Saturday, 7 November 2015

Cyppin - The Video

Readers of this blog might remember between October last year and last March I reported on a the process of planning a video with a musical soundtrack. During the summer the final edits were finished and I have just uploaded the result to You Tube. Click here to see it.


The video features and is built around the small non-conformist chapel of Bryn Salem Chapel in Cyppin, Pembrokeshire, founded around 1847 and built in 1852. It now lies unused and derelict, about half a mile off the main road on the edge of a field. You won't find an entry for it in the Buildings of Wales architectural guides. 

The project was part of a the Creative Wales project from the Arts Council of Wales which I am currently completing. It is concerned with musical performances of my music in unusual and remote spaces; particularly small Welsh churches and chapels. Whilst the idea of a performance at the chapel was attractive, in this instance I wished to creating a short video around the chapel, for solo double bass and an electronically generated soundscape made of manipulated natural sounds (wind, birdsong and so forth) captured at the church. 

The video is concerned with the idea of the decay of the chapel and, perhaps, other elements, places, ways of life and so forth in the area and community. But this is not necessarily seen in a negative context: nature gradually and gently reclaims the chapel and its structure,re-absorbing it back into the landscape. A similar process is also applied to the musical structure.

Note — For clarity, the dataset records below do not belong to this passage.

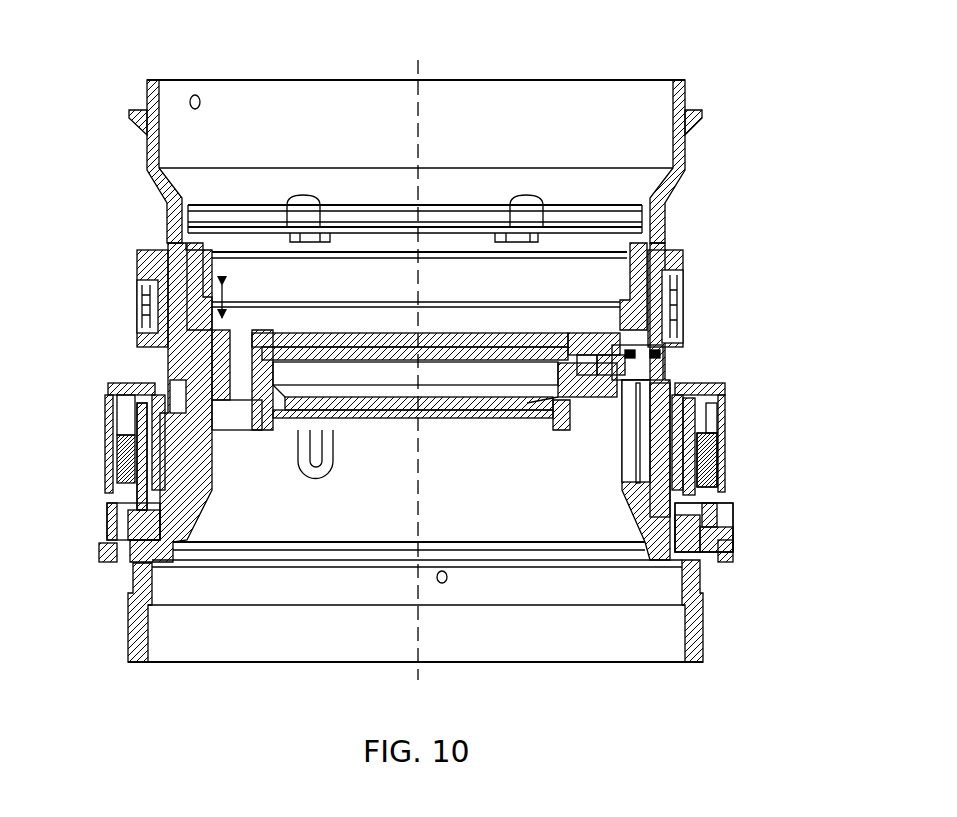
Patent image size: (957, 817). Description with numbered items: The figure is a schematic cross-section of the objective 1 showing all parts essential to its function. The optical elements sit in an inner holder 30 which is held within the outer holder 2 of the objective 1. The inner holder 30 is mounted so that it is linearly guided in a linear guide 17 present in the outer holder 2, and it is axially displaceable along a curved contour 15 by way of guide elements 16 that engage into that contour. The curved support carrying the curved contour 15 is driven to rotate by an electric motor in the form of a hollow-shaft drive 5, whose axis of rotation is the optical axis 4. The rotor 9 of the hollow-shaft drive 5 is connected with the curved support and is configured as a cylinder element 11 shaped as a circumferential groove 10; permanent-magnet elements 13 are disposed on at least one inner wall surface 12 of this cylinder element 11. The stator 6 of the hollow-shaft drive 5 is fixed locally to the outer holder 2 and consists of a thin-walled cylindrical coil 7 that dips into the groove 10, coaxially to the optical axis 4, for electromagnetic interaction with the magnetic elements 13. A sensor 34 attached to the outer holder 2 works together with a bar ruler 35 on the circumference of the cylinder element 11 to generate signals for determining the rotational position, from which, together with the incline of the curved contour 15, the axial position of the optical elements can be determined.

The objective 1 is at (500, 60).
The outer holder 2 is at (682, 155).
The optical axis 4 is at (418, 115).
The hollow-shaft drive 5 is at (737, 375).
The stator 6 is at (717, 495).
The thin-walled cylindrical coil 7 is at (704, 527).
The rotor 9 is at (717, 440).
The circumferential groove 10 is at (723, 400).
The cylinder element 11 is at (707, 460).
The inner wall surface 12 is at (710, 415).
The permanent-magnet elements 13 is at (716, 490).
The curved contour 15 is at (650, 423).
The guide elements 16 is at (657, 370).
The linear guide 17 is at (313, 455).
The inner holder 30 is at (557, 430).
The sensor 34 is at (137, 300).
The bar ruler 35 is at (683, 292).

This short film of the chapel and its location was made by Aaron J Cooper and directed by Heledd Wyn Hardy (seen below working on the film on a very cold January day earlier this year)



The music is played here by Ashley John Long and the recording engineer was Odilon Marcenaro.The last sentence however doesn't begin to reveal how much Odilon helped me through the process last winter, mentoring me through the use of electronics and then showing me the process of transferring these to film. Without him it would not have happened.

This is very much a first stab at this way of working and therefore a student effort - it's presented here as a curiosity and more as work in progress than a finished item. I am very much aware of its defects and crudities (at a musical level) but was fortunate to work with several fabulous people - particularly Aaron and Heledd (who constantly pushed me forward and encouraged the project) not to mention the wonder double bass playing of Ashley John Long. 


Thursday, 5 March 2015

Abandoned Chapel at ATRiuM

Last night was the showing of the installation in the theatre at ATRiuM, Cardiff, of the film I've been working on with Aaron J Cooper and Heledd Wyn Hardy. as part of my Arts Council of Wales Creative Wales award. Heledd set up four screens with back projections of the film into which an audience of about 60 visitors wandered, looking at the beautiful texture and images that Aaron has captured and put together. Here they are in the space just before the audience arrived.



Last night double bass player Ashley John Long was positioned high up above the installation, playing the score that I've written to go with the film.



 It was a thrilling experience to hear him emerging in and out of the soundscape drawn from the sounds of birds, wind and rain captured at the location which I put together with the help of Odlion Marcenaro. 



The audience wandered in around the installation itself and as well as sitting in the theatre, quietly listening to the music unfold.  





The film is shows a deserted chapel near Cardigan in the village of Cippyn which was abandoned thirty years ago. Extrodinarily it has never suffered any vandalism, is now just gradually fading away and eventully, I imagine will be reclaimed by the countryside. (you can see more information in previous blogs back last October and January).



The next stage now will be to record Ashley's double bass part in the studio and match it to the film later this month - when it's complete I will be posting it on You Tube. 

A big thank you to to Heledd in particular who's driven the scheme through and kept me on course; to Aaron for his wonderful film; to Ashley for bringing the score to life and Odilon for all his help and guidance with the soundscape.